Jeunes médecins - «Ça coûte 10 fois plus cher au système de santé quand un patient passe par l'urgence»

«Il y a 3000 jeunes médecins au Québec qui sont assujettis aux activités médicales particulières (AMP). Si on leur permettait de faire quelques heures de cabinet par semaine, dans six mois, tout le monde aurait un médecin de famille», proclame le Dr François-Pierre Gladu, président de l'Association des jeunes médecins du Québec (AJMQ) depuis 2005, lui-même médecin de famille à Montréal et enseignant clinique à l'Université de Montréal.

L'AJMQ, qui apparaît comme un mouton noir dans l'ensemble de la confrérie des fédérations de médecins, compte près de 1000 membres, qui le sont tous de façon volontaire, contrairement à la situation qui prévaut dans près d'une quarantaine de fédérations de spécialistes, d'omnipraticiens et de médecins résidents, là où l'adhésion est obligatoire.

Cela fait dire au Dr Gladu que, à l'AJMQ, on applique une démocratie directe, c'est-à-dire celle où les membres élisent directement leur président, alors que, dans les fédérations, les médecins élisent des représentants dans des associations régionales, lesquels deviennent des délégués votant ensuite pour le choix du président de leur fédération respective.

Clauses de disparité

Mais ce n'est pas là, semble-t-il, le fond du problème. L'AJMQ a été fondée en 1995 à la suite de «mesures abusives» ou de ce qu'on a appelé les clauses de disparité de traitement. Tout a commencé au début des années 1990, avec la décision du gouvernement de s'attaquer à sa situation déficitaire, ce qui s'est traduit par une baisse de 6 % des salaires des employés de l'État.
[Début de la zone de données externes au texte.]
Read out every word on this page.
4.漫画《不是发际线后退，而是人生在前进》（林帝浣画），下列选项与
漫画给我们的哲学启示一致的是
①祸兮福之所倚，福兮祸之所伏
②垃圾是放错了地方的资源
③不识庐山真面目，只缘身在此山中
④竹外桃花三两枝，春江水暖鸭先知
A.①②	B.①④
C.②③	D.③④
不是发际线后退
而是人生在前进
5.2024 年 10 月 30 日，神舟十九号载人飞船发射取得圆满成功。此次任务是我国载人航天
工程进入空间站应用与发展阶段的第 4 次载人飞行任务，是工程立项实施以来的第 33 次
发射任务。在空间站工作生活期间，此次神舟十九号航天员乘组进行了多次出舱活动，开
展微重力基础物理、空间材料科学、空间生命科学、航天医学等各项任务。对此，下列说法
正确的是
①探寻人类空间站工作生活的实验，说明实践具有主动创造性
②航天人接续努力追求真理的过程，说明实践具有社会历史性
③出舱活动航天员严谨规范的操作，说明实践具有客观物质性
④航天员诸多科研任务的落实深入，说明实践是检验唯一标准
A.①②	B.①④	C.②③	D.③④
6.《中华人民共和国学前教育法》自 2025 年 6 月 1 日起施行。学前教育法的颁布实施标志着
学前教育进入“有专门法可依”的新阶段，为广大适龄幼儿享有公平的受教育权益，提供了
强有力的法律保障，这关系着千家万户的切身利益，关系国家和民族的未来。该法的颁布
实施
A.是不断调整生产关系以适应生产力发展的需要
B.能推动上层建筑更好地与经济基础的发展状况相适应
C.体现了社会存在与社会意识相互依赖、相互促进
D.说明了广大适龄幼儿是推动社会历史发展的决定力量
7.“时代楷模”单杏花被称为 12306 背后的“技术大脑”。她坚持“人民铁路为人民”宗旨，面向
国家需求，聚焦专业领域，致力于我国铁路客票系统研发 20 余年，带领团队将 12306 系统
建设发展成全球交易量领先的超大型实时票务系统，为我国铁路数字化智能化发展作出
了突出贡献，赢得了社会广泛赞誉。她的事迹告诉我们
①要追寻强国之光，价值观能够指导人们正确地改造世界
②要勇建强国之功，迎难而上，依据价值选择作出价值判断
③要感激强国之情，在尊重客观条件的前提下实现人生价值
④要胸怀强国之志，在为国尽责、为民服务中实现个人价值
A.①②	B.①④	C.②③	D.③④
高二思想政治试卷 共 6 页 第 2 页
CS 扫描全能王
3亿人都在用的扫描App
Tout à fait en désaccord, les médecins ont négocié avec le gouvernement une entente qui a eu pour conséquence de pénaliser les jeunes médecins.

Depuis 1993, les jeunes omnipraticiens doivent prendre en charge en hôpital les activités dites d'AMP, sous peine d'être pénalisés de 30 % de leur revenu, une mesure qui s'applique pendant les 20 premières années de leur pratique. Cette contrainte a aussi pour conséquence de leur rendre la vie extrêmement difficile en ce qui concerne la pratique en bureau, étant donné que les hôpitaux acceptent mal qu'un médecin travaille moins de 25 heures par semaine dans leurs locaux, pour y offrir au demeurant des services médicaux essentiels mais moins populaires auprès du corps médical, parce que moins bien rémunérés ou prodigués à des heures défavorables, ajoute le Dr Gladu.

Bref, l'AJMQ considère que cette formule a pour résultat une baisse de la qualité des services offerts à la population et une augmentation des coûts hospitaliers. Bien qu'il y ait au Québec plus de médecins par habitant qu'ailleurs au Canada, le nombre des médecins de famille est en décroissance, de sorte que 26 % de la population québécoise n'a pas de médecin de famille; la proportion est même de 30 % à Montréal, alors qu'au Canada elle n'est que de 10 %. Et pourtant, le système de santé est le même partout au Canada, rappelle le président de l'AJMQ. De 1999 à 2004, pas moins de 200 000 Québécois ont perdu leur médecin de famille et 900 000 autres auraient pu être suivis par un médecin de famille s'il y avait eu une disponibilité. Les vieux médecins ferment leur bureau et les plus jeunes ne sont pas en mesure de prendre la relève.

Triple exode

Le Dr Gladu constate un triple exode. Le Québec, dit-il, est la seule province à subir une perte nette annuelle de 0,5 % de médecins, soit une quarantaine de spécialistes et autant de médecins de famille. Aussi, il y a ceux qui demeurent au Québec mais qui quittent le régime d'assurance public, préférant atteindre en bureau privé les patients qui les paieront rubis sur l'ongle. Depuis 30 ans, 120 médecins de famille ont ainsi quitté le régime public, ce qui est peu sur un total de 8000, mais l'impact local est néanmoins fortement ressenti, puisqu'un médecin de famille reçoit 1200 patients par année. Enfin, il y a l'exode des étudiants, dont 20 % (une cinquantaine par année) de ceux qui se destinent à la médecine familiale vont faire leur stage de résidence à l'extérieur du Québec, en comparaison de 10 % dans le cas des spécialistes.

Sur le plan des coûts des soins de santé, le manque de médecins de famille a pour résultat de repousser les patients vers l'urgence des hôpitaux; de 40 à 50 % des patients se seraient plutôt rendus dans un bureau de médecine familiale s'ils en avaient eu un. «Ça coûte 10 fois cher plus au système de santé quand un patient passe par l'urgence», soutient le Dr Gladu, qui aimerait bien sentir davantage les pressions de la population pour obtenir des changements afin que tous les médecins participent aux AMP et que les jeunes médecins à qui cette tâche est imposée se sentent moins orphelins.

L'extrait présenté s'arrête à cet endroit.